Algeriepart a appris que la semaine dernière à Paris, le Directeur Général de l’Aviation Civile et de la Météorologie auprès du Ministère des Transports (DACM) était à bord d’un avion battant pavillon national en direction d’Alger.

Mr AZZI Youcef s’était, selon nos sources, installé sur un siège en première classe alors que son billet lui donnait droit à une place réservée en classe économique. Une personne habilitée de l’équipage a alors demandé à ce responsable, comme pour tout un chacun, de se conformer à l’organisation de vol en l’invitant à rejoindre la classe correspondant à son billet d’avion.

Ce responsable, n’ayant aucune intention de changer de place, a décliné son identité en demandant à l’hôtesse d’aller prévenir le Commandant de vol.

Le commandant Karim CHIFERAD, qui était en pleine préparation de la délicate phase de décollage, a tout simplement, sans refuser la faveur demandée, que cette personne rejoigne son siège en classe économique et a promis de voir cela une fois l’avion sur cap.

La réponse n’était apparemment pas du goût de Mr AZZI, aussi informe-t-il l’équipage qu’il est à bord en mission de contrôle !

Pourtant, une mission de contrôle est annoncée même si c’est à quelques heures du départ selon une source que nous avons pu contacter à ce sujet. Le contrôleur doit se munir d’un ordre de mission et de son badge nous assure-t-il.

Enfin, l’avion étant en France, Mr AZZI ne pouvait avoir aucune autorité pour mener un contrôle en pays étranger selon la réglementation aérienne résumée dans la convention de Chicago qui annonce le principe de la souveraineté de chaque état dans son espace aérien et que la seule loi applicable aux vols internationaux est la loi nationale du pays survolé.

‘’Il aurait pu le faire en Algérie, et uniquement au sol, puisque le commandant est seul maitre à bord à partir du roulage’’, nous informe une autre source professionnelle.

D’autre part, un Directeur Général n’a pas dans ses prérogatives d’assurer lui-même des missions de contrôle d’équipage, nous assure la même source.

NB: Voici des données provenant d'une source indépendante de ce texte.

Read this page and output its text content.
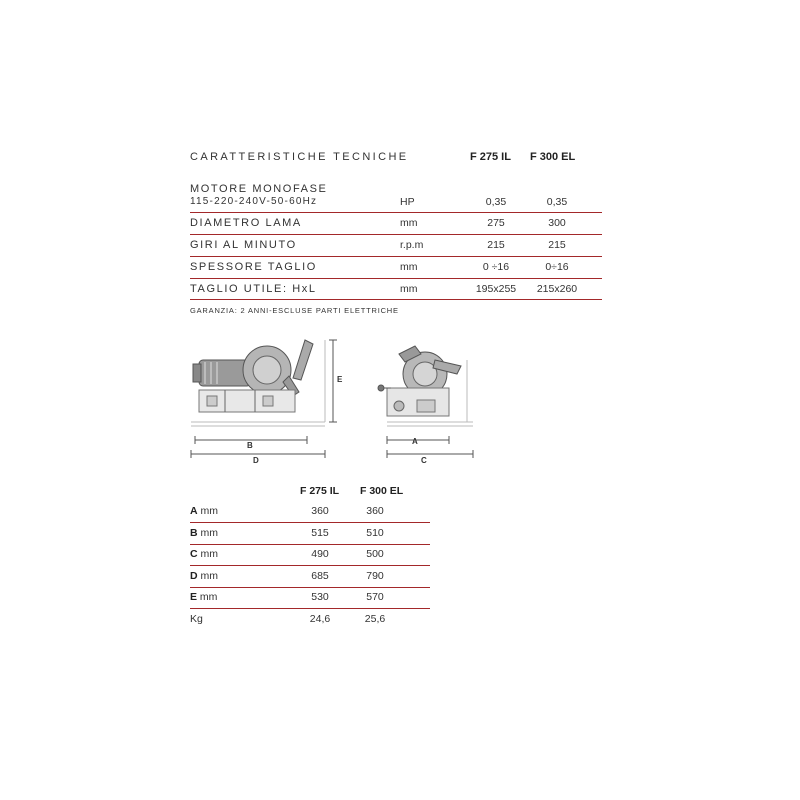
CARATTERISTICHE TECNICHE	F 275 IL F 300 EL
MOTORE MONOFASE
115-220-240V-50-60Hz	HP	0,35	0,35
DIAMETRO LAMA	mm	275	300
GIRI AL MINUTO	r.p.m	215	215
SPESSORE TAGLIO	mm	0 ÷16	0÷16
TAGLIO UTILE: HxL	mm	195x255	215x260
GARANZIA: 2 ANNI-ESCLUSE PARTI ELETTRICHE
E
B
D
A
C
F 275 IL F 300 EL
A mm	360	360
B mm	515	510
C mm	490	500
D mm	685	790
E mm	530	570
Kg	24,6	25,6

Alors Mr AZZI aurait-il menti pour s’octroyer une place à laquelle son billet d’avion n’ouvrait pas droit ?

A-t-il pensé que sa position au sein de la Direction de l’Aviation Civile lui donnait droit à des privilèges sur une compagnie aérienne publique ? N’ayant, visiblement pas digéré ‘’l’offense’’ qu’on avait osé envers sa personne, Mr AZZI a décidé de saisir Air Algérie pour demander la suspension de l’ensemble de l’équipage et du commandant bord présents sur le vol ce jour-là…

Bien évidemment, les responsables de la compagnie Air Algérie n’ont pas voulu sanctionner du personnel navigant et des pilotes, qui n’avaient rien fait d’autre qu’assurer leur travail.

C’était malheureusement sans compter avec l’acharnement du Directeur de l’Aviation Civile.

Ce dernier saisit l’Entreprise Nationale de Navigation Aérienne (ENNA) pour demander le refus de tous les plans de vols déposés par le commandant CHIFERAD Karim, qui est également adjoint du secrétaire Général du syndicat, afin de le contraindre à ne plus assurer son travail au sein de la compagnie Air Algérie.

Ainsi, les faits qui nous ont été ainsi rapportés, nous montrent une fois encore que nos responsables, confondent souvent propriété publique avec propriété privée, et n’hésitent pas à écarter tous ceux qui s’opposent à l’idée bien personnelle qu’ils se font du bien public.

Il n’est pas sûr que Mr le Ministre du Transport soit au fait de ce regrettable incident, car nous sommes persuadés qu’il aurait pris des mesures adéquates.